WFP, which recently won the Nobel Peace Prize, is calling for $6.8 billion over the next six months to combat the global “[march] toward starvation.” Since March, economic shutdowns have disrupted global food supplies, causing crops to go unharvested, grocery markets to shutter, and widespread unemployment and loss of income. WFP estimates that chronic levels of hunger could rise from 135 million to 270 million by the end of the year.
Amid this economic upheaval and growing humanitarian crisis, the roughly 2,200 billionaires worldwide have grown their wealth by an estimated $2 trillion, the AP noted.
“Humanity needs the help right now,” WFP Executive Director David Beasley said during a United Nations video conference on Friday. “This is a one-time request ... The world is at a crossroads, and we need from the billionaires to step up in a way they’ve never stepped up before.
“I just need a few billion to save millions of lives and save humanity from one of the greatest catastrophes since World War II,” Beasley said. “It’s not too much to ask.”
Bador Qaid Mahyoub and her granddaughter Lamees prepare lunch at home in Taiz, Yemen on July 26, 2020. Taiz is one one of WFP’s largest urban caseloads, they provide nutrition support as well as general food assistance.
If billionaires collectively donated just 0.34% of the total $2 trillion added to their wealth during the pandemic, they would be able to cover WFP’s entire request. For 1% of this total, billionaires could cover WFP’s request three times over.
Global Citizen is calling on billionaires to donate 5% of their net worth annually through our Give While You Live campaign, which launched in January, to help achieve the UN’s Global Goals, end poverty, and uplift communities globally.
During the video conference, Beasley said the fight against hunger could become more challenging in the months to come because low- and middle-income countries could face massive budgetary gaps.
The COVID-19 pandemic has spurred governments to shift their budgets to address the immediate health crisis and craft expensive stimulus packages that may have to be paid back in the coming years. To make matters worse, domestic debt loads to public creditors such as the World Bank that were suspended due to the pandemic may require payments at the start of 2021, further straining the ability of governments to fund relief efforts.

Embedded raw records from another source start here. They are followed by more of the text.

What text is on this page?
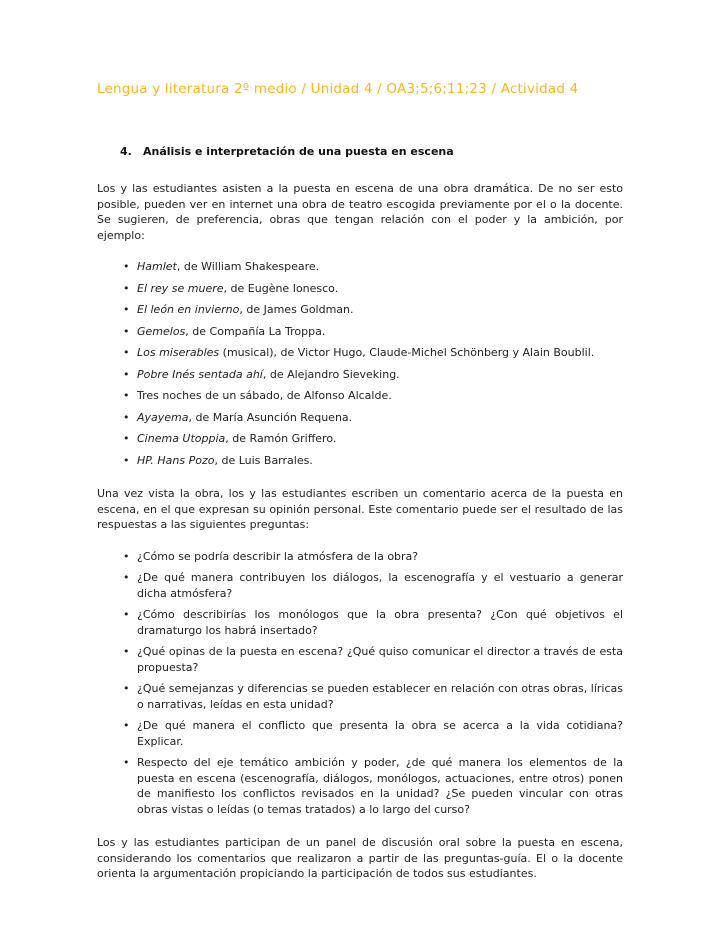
Lengua y literatura 2º medio / Unidad 4 / OA3;5;6;11;23 / Actividad 4
4.	Análisis e interpretación de una puesta en escena

Los y las estudiantes asisten a la puesta en escena de una obra dramática. De no ser esto posible, pueden ver en internet una obra de teatro escogida previamente por el o la docente. Se sugieren, de preferencia, obras que tengan relación con el poder y la ambición, por ejemplo:

• Hamlet, de William Shakespeare.
• El rey se muere, de Eugène Ionesco.
• El león en invierno, de James Goldman.
• Gemelos, de Compañía La Troppa.
• Los miserables (musical), de Victor Hugo, Claude-Michel Schönberg y Alain Boublil.
• Pobre Inés sentada ahí, de Alejandro Sieveking.
• Tres noches de un sábado, de Alfonso Alcalde.
• Ayayema, de María Asunción Requena.
• Cinema Utoppia, de Ramón Griffero.
• HP. Hans Pozo, de Luis Barrales.

Una vez vista la obra, los y las estudiantes escriben un comentario acerca de la puesta en escena, en el que expresan su opinión personal. Este comentario puede ser el resultado de las respuestas a las siguientes preguntas:

• ¿Cómo se podría describir la atmósfera de la obra?
• ¿De qué manera contribuyen los diálogos, la escenografía y el vestuario a generar dicha atmósfera?
• ¿Cómo describirías los monólogos que la obra presenta? ¿Con qué objetivos el dramaturgo los habrá insertado?
• ¿Qué opinas de la puesta en escena? ¿Qué quiso comunicar el director a través de esta propuesta?
• ¿Qué semejanzas y diferencias se pueden establecer en relación con otras obras, líricas o narrativas, leídas en esta unidad?
• ¿De qué manera el conflicto que presenta la obra se acerca a la vida cotidiana? Explicar.
• Respecto del eje temático ambición y poder, ¿de qué manera los elementos de la puesta en escena (escenografía, diálogos, monólogos, actuaciones, entre otros) ponen de manifiesto los conflictos revisados en la unidad? ¿Se pueden vincular con otras obras vistas o leídas (o temas tratados) a lo largo del curso?

Los y las estudiantes participan de un panel de discusión oral sobre la puesta en escena, considerando los comentarios que realizaron a partir de las preguntas-guía. El o la docente orienta la argumentación propiciando la participación de todos sus estudiantes.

Global Citizen recently called on G20 countries to oversee the further suspension and potential cancellation of debt for low- and middle-income countries to prevent significant increases in global poverty.

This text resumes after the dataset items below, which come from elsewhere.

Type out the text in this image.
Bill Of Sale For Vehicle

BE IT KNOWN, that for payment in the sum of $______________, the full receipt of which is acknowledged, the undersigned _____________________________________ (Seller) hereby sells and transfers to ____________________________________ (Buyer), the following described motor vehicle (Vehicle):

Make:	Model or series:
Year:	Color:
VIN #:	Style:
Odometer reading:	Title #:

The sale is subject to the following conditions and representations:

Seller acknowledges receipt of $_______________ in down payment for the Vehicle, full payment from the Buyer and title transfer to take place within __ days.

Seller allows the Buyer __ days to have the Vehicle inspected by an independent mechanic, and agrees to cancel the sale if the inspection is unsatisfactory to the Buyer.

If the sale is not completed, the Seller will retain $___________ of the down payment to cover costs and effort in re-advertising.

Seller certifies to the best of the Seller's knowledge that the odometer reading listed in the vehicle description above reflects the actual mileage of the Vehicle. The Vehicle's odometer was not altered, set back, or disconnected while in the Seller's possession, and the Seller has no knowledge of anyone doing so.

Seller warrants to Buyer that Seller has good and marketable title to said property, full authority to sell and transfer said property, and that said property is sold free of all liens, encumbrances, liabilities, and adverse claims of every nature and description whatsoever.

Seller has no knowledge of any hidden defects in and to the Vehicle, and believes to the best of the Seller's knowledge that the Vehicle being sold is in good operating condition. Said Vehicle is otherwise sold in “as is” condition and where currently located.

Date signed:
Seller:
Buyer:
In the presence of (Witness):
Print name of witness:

WFP distributes food assistance to around 142,000 people in Deir Ezzor, Syria, while additionally running a kitchen gardens and school meals program. Due to Deir Ezzor’s remote location and poor medical facilities, the risk of COVID-19 is very high.
WFP has ramped up and adapted its programs since the start of the pandemic.
The multilateral organization has transformed its school feeding programs to reach children who are no longer able to go to the school because of social distancing guidelines. It’s also supporting the production and distribution of nutritious food in areas where supply chains have broken down and collecting new forms of data to ensure that the most vulnerable and overlooked populations receive the nutrition they need during this time.
But these programs can only be successful if WFP receives all of its requested funding — a mere fraction of what billionaires have earned during this global crisis.
“So all hands on deck,” Beasley said during the event. “If we don’t get the support we need, you literally can be looking at famine in several dozen countries. But if we get the support we need, we’ll avert famine.”